Okay, I'm a newbie at this and have put in quite a lot of work on a simple violin solo. It doesn't sound bad, but there are problems that I do not know how to fix. For example, the initial attack on many of the notes are far too heavy, creating emphasis in places where I don't want emphasis.
The problem is that I've done my best so far, and have no idea how to fix the problems. Would it be possible for some of you experienced in using GPO to listen and provide input on how I can make this better?
I am using cubase sx3 and I import into it scores I write in a notation program.
The imported midi usually contains data that I don't want or need. So first thing I do is clean out all this data.
Open the 'edit in place' of your track, click on little icon at the bottom of the piano keys and choose 'show used controllers'.
You will then see all the controllers that were imported with your file. You can delete all by going to:
Or you can simply erase any data lane you don't want.
Now you can add the ones you need, like cc64 for a legato, which will remove the attacks.
listened to your piece. Yea, you are right, some beginnings are too heavy.
What I do first, is lowering the velocity drastically when I must play non-legato (beginning of a phrase). If that doesn't help, then (and only then) I introduce CC#64 to get rid of unwanted attacks.
Normally CC#64 is used for legato playing (I hope you know how to do it with CC-values), but then the notes should overlap a tiny bit. It seemed also helpful, using the CC#64 controller, in non-legato situations, where the notes don't overlap but are exactly adjacent. In other words: when normally a half note takes (in Sonar): 1:860 duration I lengthen these to exactly 2:000.
Now the notes don't overlap, but with the mechanism of the STRAD somehow the initial attacks aren't so accented anymore. Experiment with this. Hope this helps a bit, and when I am wrong about this, just blame me.
Okay, I'm still not EXACTLY positive which of the MANY changes from the past day actually made the difference, but I believe the heavy attack problem has been solved.
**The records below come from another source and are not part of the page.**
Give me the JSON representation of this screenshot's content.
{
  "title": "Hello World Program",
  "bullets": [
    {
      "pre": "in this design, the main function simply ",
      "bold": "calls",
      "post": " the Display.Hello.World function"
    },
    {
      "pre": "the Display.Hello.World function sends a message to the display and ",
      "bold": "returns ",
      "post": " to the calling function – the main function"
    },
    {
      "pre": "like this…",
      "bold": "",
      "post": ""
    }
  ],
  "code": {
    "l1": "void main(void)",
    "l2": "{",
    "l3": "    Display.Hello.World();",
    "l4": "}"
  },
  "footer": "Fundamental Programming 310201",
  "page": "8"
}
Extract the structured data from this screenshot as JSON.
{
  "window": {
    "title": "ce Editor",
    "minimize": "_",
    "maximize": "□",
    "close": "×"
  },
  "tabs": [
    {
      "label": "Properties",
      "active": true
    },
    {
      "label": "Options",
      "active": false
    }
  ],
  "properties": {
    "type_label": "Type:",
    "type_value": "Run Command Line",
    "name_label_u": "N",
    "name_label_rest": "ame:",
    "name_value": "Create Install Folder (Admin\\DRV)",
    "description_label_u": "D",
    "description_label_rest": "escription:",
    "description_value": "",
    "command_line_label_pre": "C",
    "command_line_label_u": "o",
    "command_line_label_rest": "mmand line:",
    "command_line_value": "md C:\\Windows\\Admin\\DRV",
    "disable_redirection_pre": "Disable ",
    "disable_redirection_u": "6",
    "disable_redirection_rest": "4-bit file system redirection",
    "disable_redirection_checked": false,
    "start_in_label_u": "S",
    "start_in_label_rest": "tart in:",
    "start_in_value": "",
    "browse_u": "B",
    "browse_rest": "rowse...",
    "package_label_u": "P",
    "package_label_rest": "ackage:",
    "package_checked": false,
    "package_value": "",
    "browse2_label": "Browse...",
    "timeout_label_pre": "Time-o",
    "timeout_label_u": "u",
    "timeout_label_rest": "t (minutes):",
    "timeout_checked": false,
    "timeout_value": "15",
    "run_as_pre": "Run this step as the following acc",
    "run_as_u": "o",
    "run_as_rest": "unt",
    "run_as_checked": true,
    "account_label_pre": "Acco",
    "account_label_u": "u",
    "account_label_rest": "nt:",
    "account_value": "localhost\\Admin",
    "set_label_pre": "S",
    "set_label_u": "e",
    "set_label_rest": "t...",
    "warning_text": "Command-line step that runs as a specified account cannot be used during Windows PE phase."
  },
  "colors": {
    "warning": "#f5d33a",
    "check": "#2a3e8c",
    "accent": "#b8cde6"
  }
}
The emphasis on the musical phrases is fairly close to what I actually want it to be, so I'm getting pretty happy with it. I posted a modified and remixed version here.
Again, it uses the GPO Strad Solo KS and I added a "Smooth Room" reverb using Roomworks.
My question at this point, to those more experienced than I, is this: If this were your project, what would be your next move, your next change (or series of changes) to make this all that it can be?
My next step would be to control the vibrato a touch more.
A real player will only apply vibrato on longer notes.
Usually, vibrato will start a bit after the initial attack.
Shorter notes won't have much at all, if any.
Small touches of portamento may also add to realism.
Many times, a player will slide up to a note, ever so slightly.
I don't have the Strad, but I understand that this is controllable, therefore, I can't tell you how to do it.
If you are using the GPO strad solo KS, then vibrato is not controllable, if you are using the Garritan Stradivari Library (which is bought seperately), then you use the modwheel for vibrato, but I think it was stated that you were using the GPO Strad. Just wanted to clarify, as that changes controls quite a bit.
Yes, I'm using the GPO Strad KS patch, not the stand-alone Stradivari product.
I'm pretty happy with the piece as it stands, but as I'm a newbie, I thought others might have suggestions. As I can't control the vibrato with this patch (do any of the other GPO violin patches allow vibrato control?), I guess I won't even try. As to portamento, I'm not certain that much pitch bending would fit with the overall sound I wanted to achieve. The way it sounds now is pretty much what I was going for, though. I'll try adding some portamento in a couple of spots and see if it makes much difference.
As one fellow newbie to another, I cannot speak to your technical procedures but as a retired teacher of Theory/Composition and as an arranger, I can speak to your music. It is a lovely, haunting and well constructed melody but by keeping it all in the same register, it becomes too repetitious. Try lowering one of your interior phrases an octave and then use double octaves at the end. It cries out for some simple orchestral accompaniment after the exposition of your primary statement.
You are very wise to start with something simple like this. I started out trying to "tweak" my Jazz Ensemble scores (19 instruments) and I'm still recovering from the disaster.
The forum members are very generous and gracious with their advice and encouragement. Please add me to that list if you so choose.